What's causing that extra latency? Where is the culprit that is causing strong degradation to the clean audio signal at the input? Are we measuring it correctly? Is it on the DSP, the codecs, the actual transmission? This frequently involves combining NASA-worthy scientific instruments with open-source hardware and software, or anything that some obscure manufacturer might be able to quickly put together to monitor the streams, analyze the new protocol, and generate and record audio over a variety of interfaces. I am certain that many of our readers now working with new products that feature Bluetooth LE Audio and Auracast are smiling when reading these words because they are all going through the same. And that includes, naturally, those in charge of creating the new test and measurement updates for our most popular audio analyzers to support the latest Bluetooth specifications. In this issue of audioXpress we provide a few examples of the latest innovations in the audio test and measurement sector, and I am particularly happy that our colleague Rens Tellers was able to write about the Listen SoundCheck T&M suite. The Boston, MA-based company founded by Steve Temme — and its growing and extremely talented engineering team — is a company that has always been able to navigate this fast-evolving landscape. Listen has no choice but to keep up, because the majority of their customers are on the production lines where those new technologies are sent to the market. And Listen has always been on the front lines when it comes to high-resolution audio, new audio formats, smart speakers, voice interfaces, new wireless audio protocols... whatever it might be they are always able to offer a testing solution.

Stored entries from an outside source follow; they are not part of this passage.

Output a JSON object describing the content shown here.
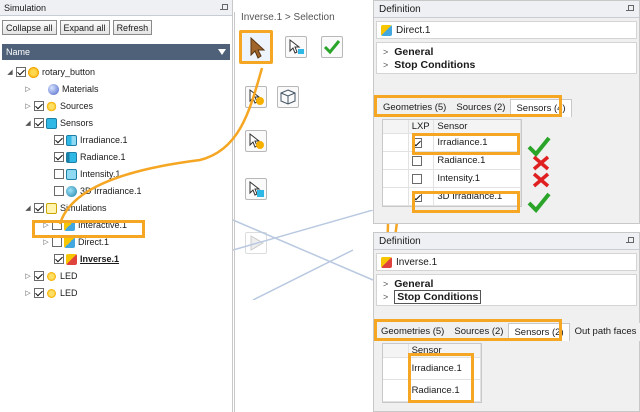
{
  "simulation_panel": {
    "title": "Simulation",
    "buttons": {
      "collapse_all": "Collapse all",
      "expand_all": "Expand all",
      "refresh": "Refresh"
    },
    "tree_header": "Name",
    "tree": [
      {
        "label": "rotary_button",
        "checked": true,
        "icon": "sun-icon"
      },
      {
        "label": "Materials",
        "icon": "sphere-icon"
      },
      {
        "label": "Sources",
        "checked": true,
        "icon": "sources-icon"
      },
      {
        "label": "Sensors",
        "checked": true,
        "icon": "sensors-icon"
      },
      {
        "label": "Irradiance.1",
        "checked": true,
        "icon": "irradiance-sensor-icon"
      },
      {
        "label": "Radiance.1",
        "checked": true,
        "icon": "radiance-sensor-icon"
      },
      {
        "label": "Intensity.1",
        "checked": false,
        "icon": "intensity-sensor-icon"
      },
      {
        "label": "3D Irradiance.1",
        "checked": false,
        "icon": "3d-irradiance-icon"
      },
      {
        "label": "Simulations",
        "checked": true,
        "icon": "simulation-folder-icon"
      },
      {
        "label": "Interactive.1",
        "checked": false,
        "icon": "interactive-sim-icon"
      },
      {
        "label": "Direct.1",
        "checked": false,
        "icon": "direct-sim-icon"
      },
      {
        "label": "Inverse.1",
        "checked": true,
        "icon": "inverse-sim-icon"
      },
      {
        "label": "LED",
        "checked": true,
        "icon": "led-source-icon"
      },
      {
        "label": "LED",
        "checked": true,
        "icon": "led-source-icon"
      }
    ]
  },
  "selection_panel": {
    "breadcrumb": "Inverse.1 > Selection",
    "tools": [
      "select-arrow-icon",
      "select-sensor-icon",
      "validate-check-icon",
      "select-source-icon",
      "select-geometry-icon",
      "select-irradiance-icon",
      "select-cube-icon",
      "play-icon"
    ]
  },
  "definition_top": {
    "title": "Definition",
    "name": "Direct.1",
    "sections": [
      "General",
      "Stop Conditions"
    ],
    "tabs": [
      "Geometries (5)",
      "Sources (2)",
      "Sensors (4)"
    ],
    "columns": [
      "LXP",
      "Sensor"
    ],
    "rows": [
      {
        "lxp": true,
        "sensor": "Irradiance.1",
        "status": "check"
      },
      {
        "lxp": false,
        "sensor": "Radiance.1",
        "status": "cross"
      },
      {
        "lxp": false,
        "sensor": "Intensity.1",
        "status": "cross"
      },
      {
        "lxp": true,
        "sensor": "3D Irradiance.1",
        "status": "check"
      }
    ],
    "colors": {
      "check": "#2aa52a",
      "cross": "#e02020"
    }
  },
  "definition_bottom": {
    "title": "Definition",
    "name": "Inverse.1",
    "sections": [
      "General",
      "Stop Conditions"
    ],
    "tabs": [
      "Geometries (5)",
      "Sources (2)",
      "Sensors (2)",
      "Out path faces"
    ],
    "columns": [
      "Sensor"
    ],
    "rows": [
      "Irradiance.1",
      "Radiance.1"
    ]
  },
  "colors": {
    "highlight": "#f5a623",
    "tree_header": "#4e6178"
  }
}
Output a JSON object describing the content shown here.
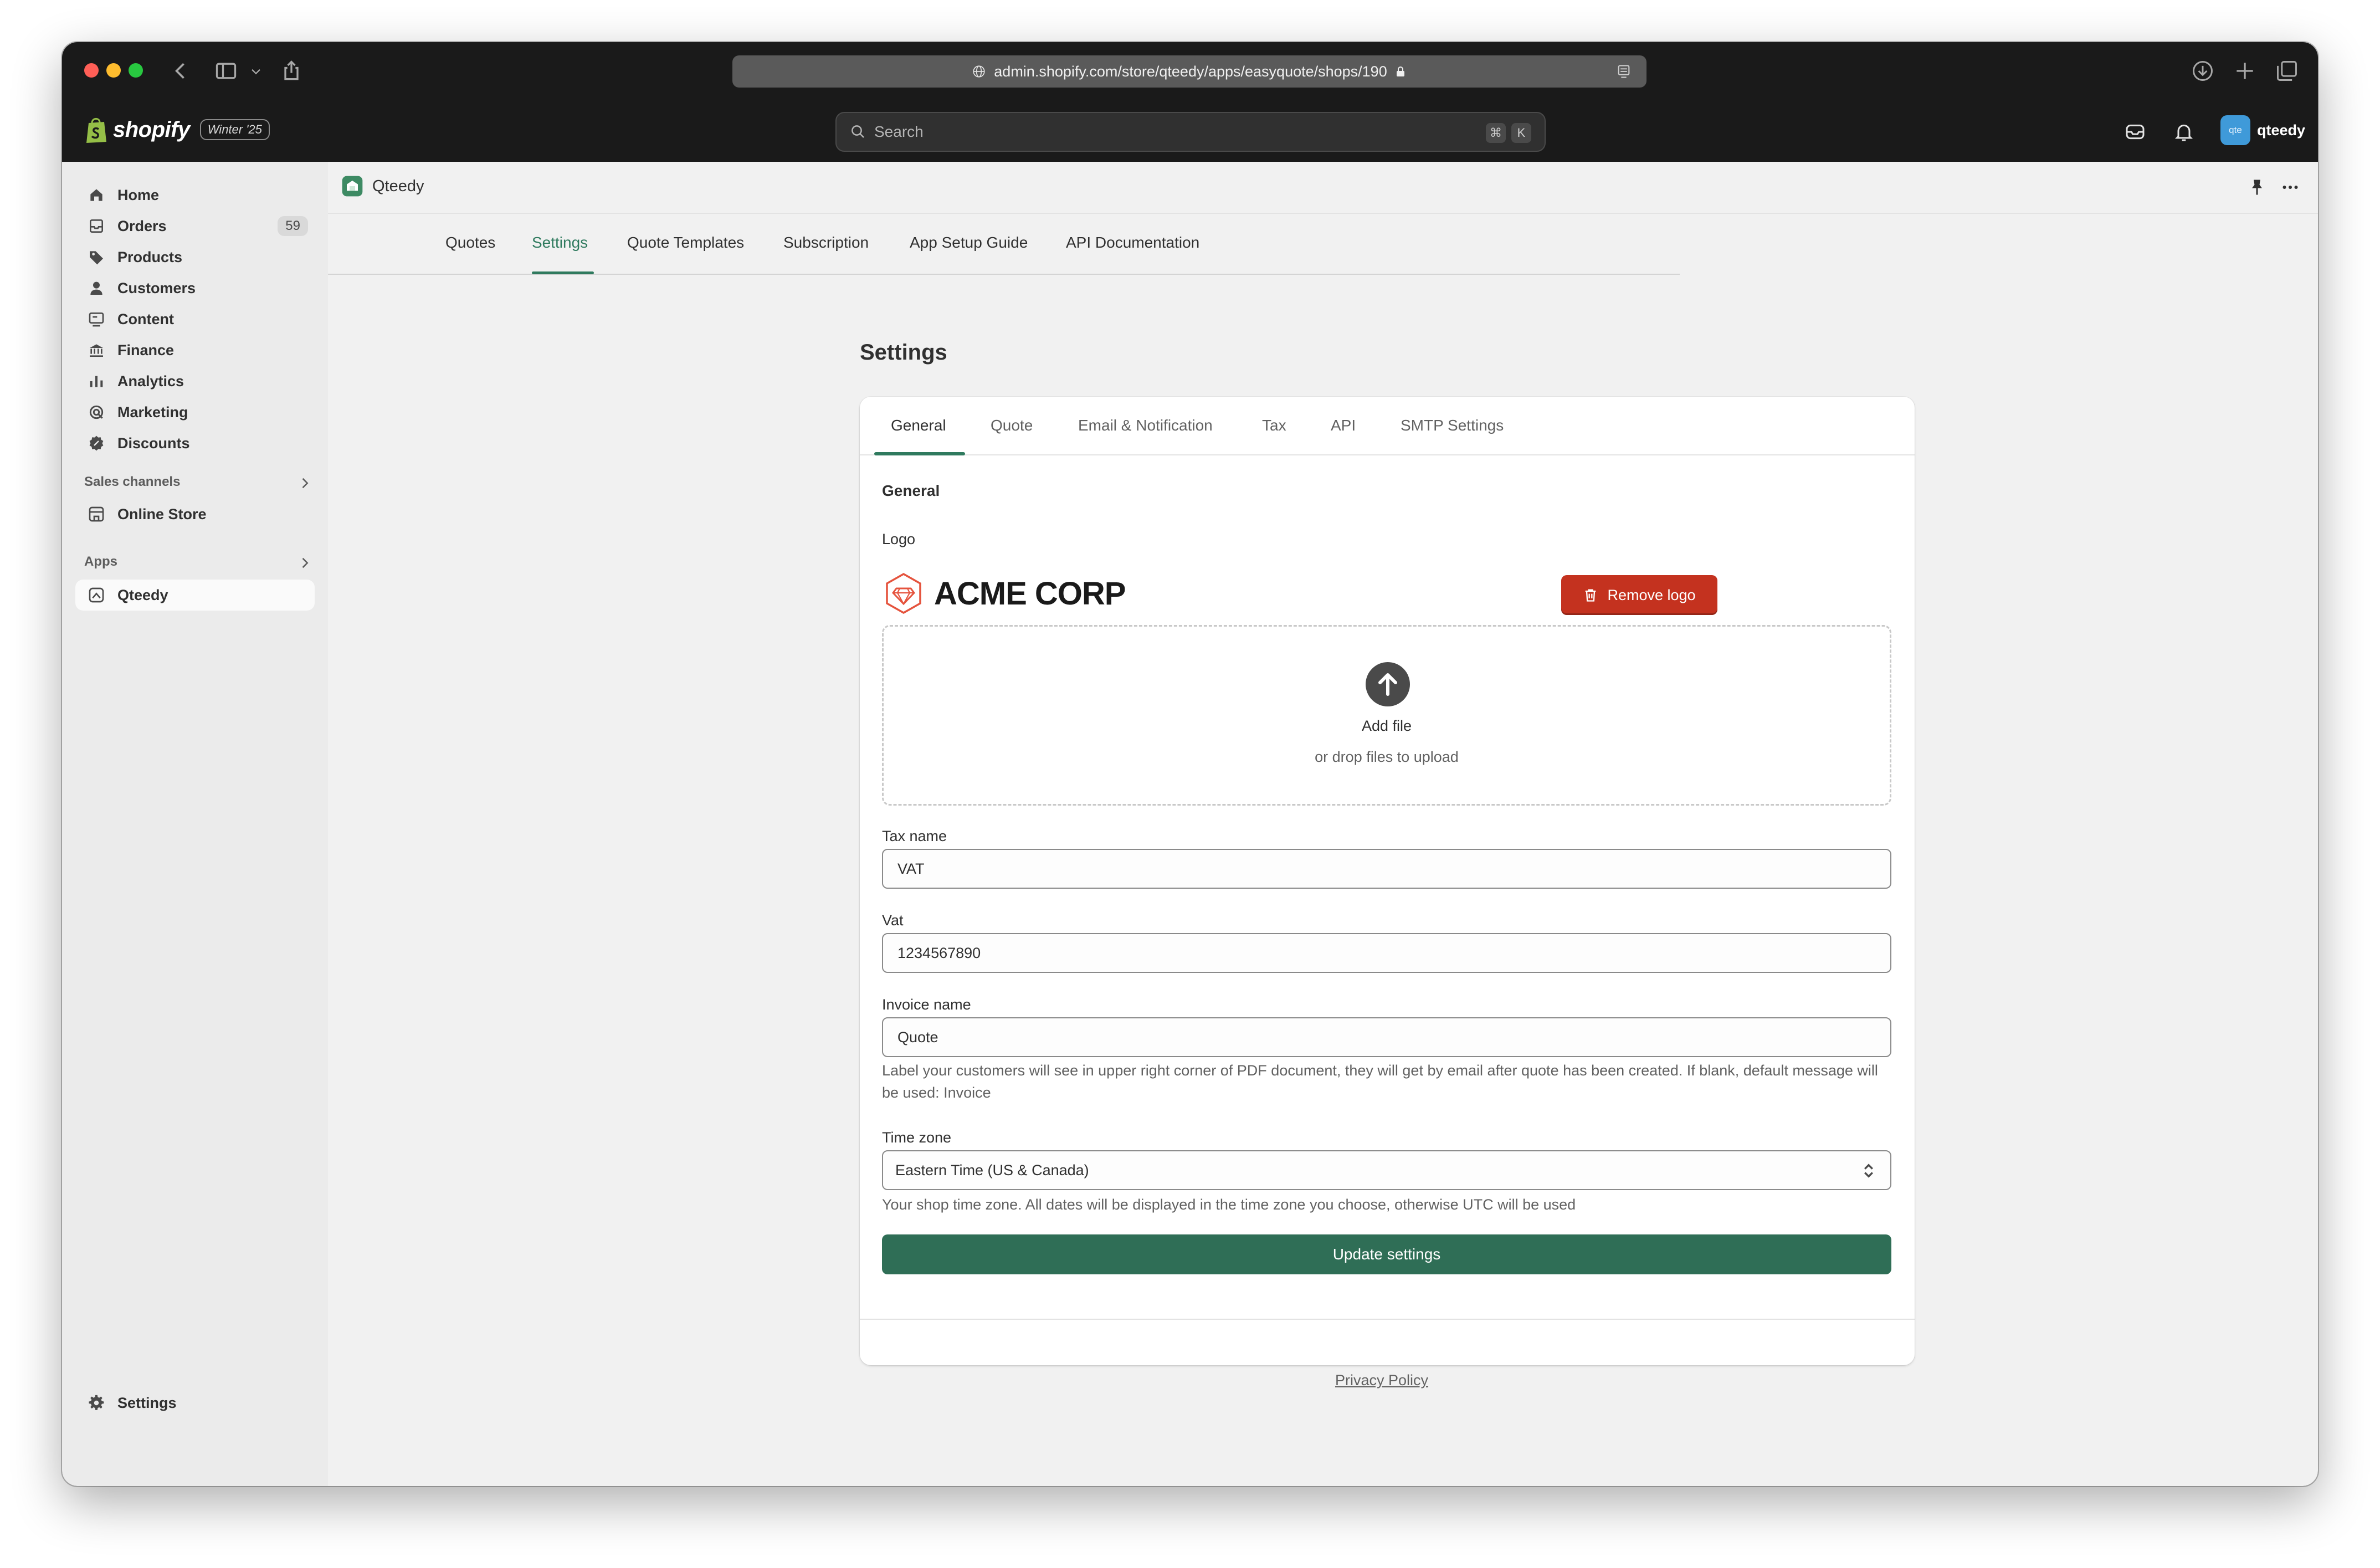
{
  "browser": {
    "url": "admin.shopify.com/store/qteedy/apps/easyquote/shops/190"
  },
  "topbar": {
    "brand": "shopify",
    "edition": "Winter '25",
    "search_placeholder": "Search",
    "shortcut_keys": [
      "⌘",
      "K"
    ],
    "avatar_initials": "qte",
    "user_name": "qteedy"
  },
  "sidebar": {
    "items": [
      {
        "label": "Home",
        "icon": "home-icon"
      },
      {
        "label": "Orders",
        "icon": "orders-icon",
        "badge": "59"
      },
      {
        "label": "Products",
        "icon": "tag-icon"
      },
      {
        "label": "Customers",
        "icon": "person-icon"
      },
      {
        "label": "Content",
        "icon": "content-icon"
      },
      {
        "label": "Finance",
        "icon": "bank-icon"
      },
      {
        "label": "Analytics",
        "icon": "bar-chart-icon"
      },
      {
        "label": "Marketing",
        "icon": "target-icon"
      },
      {
        "label": "Discounts",
        "icon": "discount-icon"
      }
    ],
    "sales_channels_label": "Sales channels",
    "sales_channels": [
      {
        "label": "Online Store",
        "icon": "store-icon"
      }
    ],
    "apps_label": "Apps",
    "apps": [
      {
        "label": "Qteedy",
        "icon": "app-icon"
      }
    ],
    "settings_label": "Settings"
  },
  "app": {
    "name": "Qteedy",
    "tabs": [
      "Quotes",
      "Settings",
      "Quote Templates",
      "Subscription",
      "App Setup Guide",
      "API Documentation"
    ],
    "active_tab": "Settings"
  },
  "settings": {
    "title": "Settings",
    "tabs": [
      "General",
      "Quote",
      "Email & Notification",
      "Tax",
      "API",
      "SMTP Settings"
    ],
    "active_tab": "General",
    "section_title": "General",
    "logo_label": "Logo",
    "company_name": "ACME CORP",
    "remove_logo_label": "Remove logo",
    "add_file_label": "Add file",
    "drop_hint": "or drop files to upload",
    "tax_name_label": "Tax name",
    "tax_name_value": "VAT",
    "vat_label": "Vat",
    "vat_value": "1234567890",
    "invoice_name_label": "Invoice name",
    "invoice_name_value": "Quote",
    "invoice_help": "Label your customers will see in upper right corner of PDF document, they will get by email after quote has been created. If blank, default message will be used: Invoice",
    "timezone_label": "Time zone",
    "timezone_value": "Eastern Time (US & Canada)",
    "timezone_help": "Your shop time zone. All dates will be displayed in the time zone you choose, otherwise UTC will be used",
    "update_label": "Update settings",
    "privacy_label": "Privacy Policy"
  },
  "colors": {
    "accent": "#2f7a5e",
    "danger": "#c4321f",
    "primary_button": "#2f6e56"
  }
}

Meanwhile, wireless audio is again evolving with Wi-Fi 7 and now also Ultra Wideband (UWB). At all the industry events I've attended, there were serious discussions about using UWB for audio transmission in both professional and consumer applications. In fact, in response to growing industry interest and activities around UWB technology, the Audio Engineering Society has created a new Task Group to develop a new standard for a UWB high-resolution low-latency audio interface, built upon the IEEE 802.15.4ab draft standard. And obviously, as those efforts progress, we will need to evaluate all the critical parameters that make UWB "the perfect technology to meet the performance demands of ultra high-quality audio," as the UWB Alliance proclaimed.